Littérature française

Muriel Barbery

Thomas Helder

✒ Nicolas Mouton

(Librairie Le Presse papier, Argenteuil)

Dialoguant secrètement avec Joyce, Dante ou Shakespeare, le nouveau roman de Muriel Barbery sonde la présence de nos revenants. Cette déroutante et grisante introspection nous remet sur le droit chemin.

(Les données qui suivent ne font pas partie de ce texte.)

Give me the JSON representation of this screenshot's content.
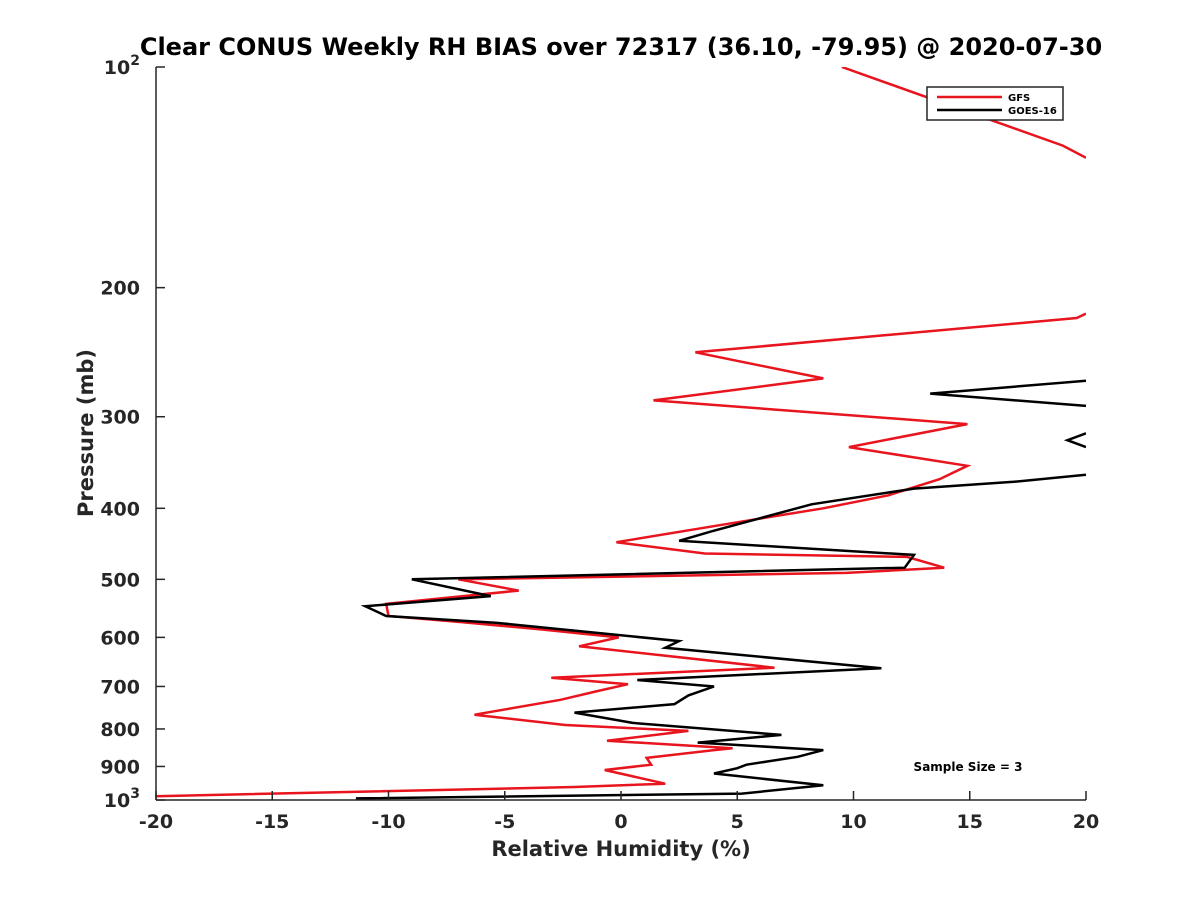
{
  "chart_data": {
    "type": "line",
    "title": "Clear CONUS Weekly RH BIAS over 72317 (36.10, -79.95) @ 2020-07-30",
    "xlabel": "Relative Humidity (%)",
    "ylabel": "Pressure (mb)",
    "xlim": [
      -20,
      20
    ],
    "ylim": [
      100,
      1000
    ],
    "y_scale": "log",
    "y_reversed": true,
    "x_ticks": [
      "-20",
      "-15",
      "-10",
      "-5",
      "0",
      "5",
      "10",
      "15",
      "20"
    ],
    "y_ticks": [
      {
        "value": 100,
        "base": "10",
        "exp": "2"
      },
      {
        "value": 200,
        "label": "200"
      },
      {
        "value": 300,
        "label": "300"
      },
      {
        "value": 400,
        "label": "400"
      },
      {
        "value": 500,
        "label": "500"
      },
      {
        "value": 600,
        "label": "600"
      },
      {
        "value": 700,
        "label": "700"
      },
      {
        "value": 800,
        "label": "800"
      },
      {
        "value": 900,
        "label": "900"
      },
      {
        "value": 1000,
        "base": "10",
        "exp": "3"
      }
    ],
    "legend_position": "top-right",
    "annotation": "Sample Size = 3",
    "series": [
      {
        "name": "GFS",
        "color": "#e8141e",
        "points": [
          [
            9.5,
            100
          ],
          [
            19.0,
            128
          ],
          [
            20.0,
            133
          ],
          [
            null,
            null
          ],
          [
            20.0,
            217
          ],
          [
            19.6,
            220
          ],
          [
            3.2,
            245
          ],
          [
            8.7,
            266
          ],
          [
            1.4,
            285
          ],
          [
            14.9,
            307
          ],
          [
            9.8,
            330
          ],
          [
            14.9,
            350
          ],
          [
            13.7,
            365
          ],
          [
            11.5,
            384
          ],
          [
            8.7,
            400
          ],
          [
            4.6,
            420
          ],
          [
            -0.2,
            445
          ],
          [
            3.6,
            461
          ],
          [
            12.3,
            466
          ],
          [
            13.9,
            482
          ],
          [
            9.7,
            490
          ],
          [
            -7.0,
            500
          ],
          [
            -4.4,
            518
          ],
          [
            -10.1,
            540
          ],
          [
            -10.0,
            561
          ],
          [
            -6.8,
            572
          ],
          [
            -3.5,
            585
          ],
          [
            -0.1,
            600
          ],
          [
            -1.8,
            617
          ],
          [
            6.6,
            660
          ],
          [
            -3.0,
            681
          ],
          [
            0.3,
            695
          ],
          [
            -1.0,
            710
          ],
          [
            -2.6,
            730
          ],
          [
            -6.3,
            765
          ],
          [
            -2.4,
            790
          ],
          [
            2.9,
            805
          ],
          [
            -0.6,
            830
          ],
          [
            4.8,
            850
          ],
          [
            4.0,
            855
          ],
          [
            1.1,
            876
          ],
          [
            1.3,
            895
          ],
          [
            -0.7,
            910
          ],
          [
            1.9,
            950
          ],
          [
            -2.0,
            960
          ],
          [
            -20.0,
            988
          ]
        ]
      },
      {
        "name": "GOES-16",
        "color": "#000000",
        "points": [
          [
            20.0,
            268
          ],
          [
            13.3,
            279
          ],
          [
            20.0,
            290
          ],
          [
            null,
            null
          ],
          [
            20.0,
            316
          ],
          [
            19.2,
            323
          ],
          [
            20.0,
            330
          ],
          [
            null,
            null
          ],
          [
            20.0,
            360
          ],
          [
            16.9,
            368
          ],
          [
            12.6,
            376
          ],
          [
            8.2,
            395
          ],
          [
            3.9,
            430
          ],
          [
            2.5,
            443
          ],
          [
            12.6,
            463
          ],
          [
            12.2,
            482
          ],
          [
            -9.0,
            500
          ],
          [
            -5.6,
            527
          ],
          [
            -11.0,
            544
          ],
          [
            -10.1,
            561
          ],
          [
            -5.4,
            573
          ],
          [
            2.5,
            607
          ],
          [
            1.9,
            620
          ],
          [
            11.2,
            661
          ],
          [
            0.7,
            686
          ],
          [
            4.0,
            700
          ],
          [
            2.9,
            720
          ],
          [
            2.3,
            740
          ],
          [
            -2.0,
            760
          ],
          [
            0.5,
            785
          ],
          [
            6.9,
            815
          ],
          [
            3.3,
            835
          ],
          [
            8.7,
            855
          ],
          [
            7.6,
            873
          ],
          [
            5.4,
            895
          ],
          [
            5.0,
            905
          ],
          [
            4.0,
            920
          ],
          [
            8.7,
            955
          ],
          [
            5.2,
            980
          ],
          [
            -11.4,
            995
          ]
        ]
      }
    ]
  }
}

Toute œuvre littéraire forte est une réflexion sur l’art d’écrire. L’intrigue n’est là que pour nous guider sur ce chemin. Le nouveau roman de Muriel Barbery, s’il diffère beaucoup sur la forme d’Une rose simple (2020) et Une heure de ferveur (2022), n’en poursuit pas moins la même quête. Le texte s’ouvre sur l’enterrement de Thomas Helder, écrivain célèbre d’Amsterdam, revenu mourir sur ses terres d’enfance, dans l’Aubrac. Une maison, près d’une grange isolée dans la montagne, accueille famille et amis pour une dernière « cérémonie ». Au centre de celle-ci, Margaux, architecte qui « ne devrait pas être là », tisse une toile de conversations révélant peu à peu la manière dont chacun hante la vie des autres. Il faut lire lentement ces superbes pages où l’on traverse « des forêts de symboles » (Baudelaire) et où tout n’est qu’un long duel avec soi-même. Sentiment de la trahison, amicale ou politique (le souhaitable et le possible), éthique, réflexions sur la stratégie, la vérité de l’art, l’esprit de la nature et la présence des défunts. Quand sommes-nous avec nos morts ? Les brefs chapitres, où s’enlacent présent et passé, familiers et oniriques, dispensent, à travers le personnage de Jorg (frère de Thomas), des aphorismes tels que : « Ce qui importe, c’est l’instant où le geste devient beauté » ou « Nous apprenons du royaume des morts parce qu’il est notre avenir ». Peut-être tout n’est-il que cérémonie mentale (cimetière, réception, bain de Jorg…) ; cérémonie dans laquelle le vin joue un grand rôle : sang de la terre, in vino veritas et sans doute ultime repas pris ensemble, Cène. « La vraie beauté est une cérémonie (…). Une cérémonie de l’esprit qui désire voir le corps dénudé de la vie. » De sa prose si pure, Muriel Barbery touche grâce, vérité et transparence.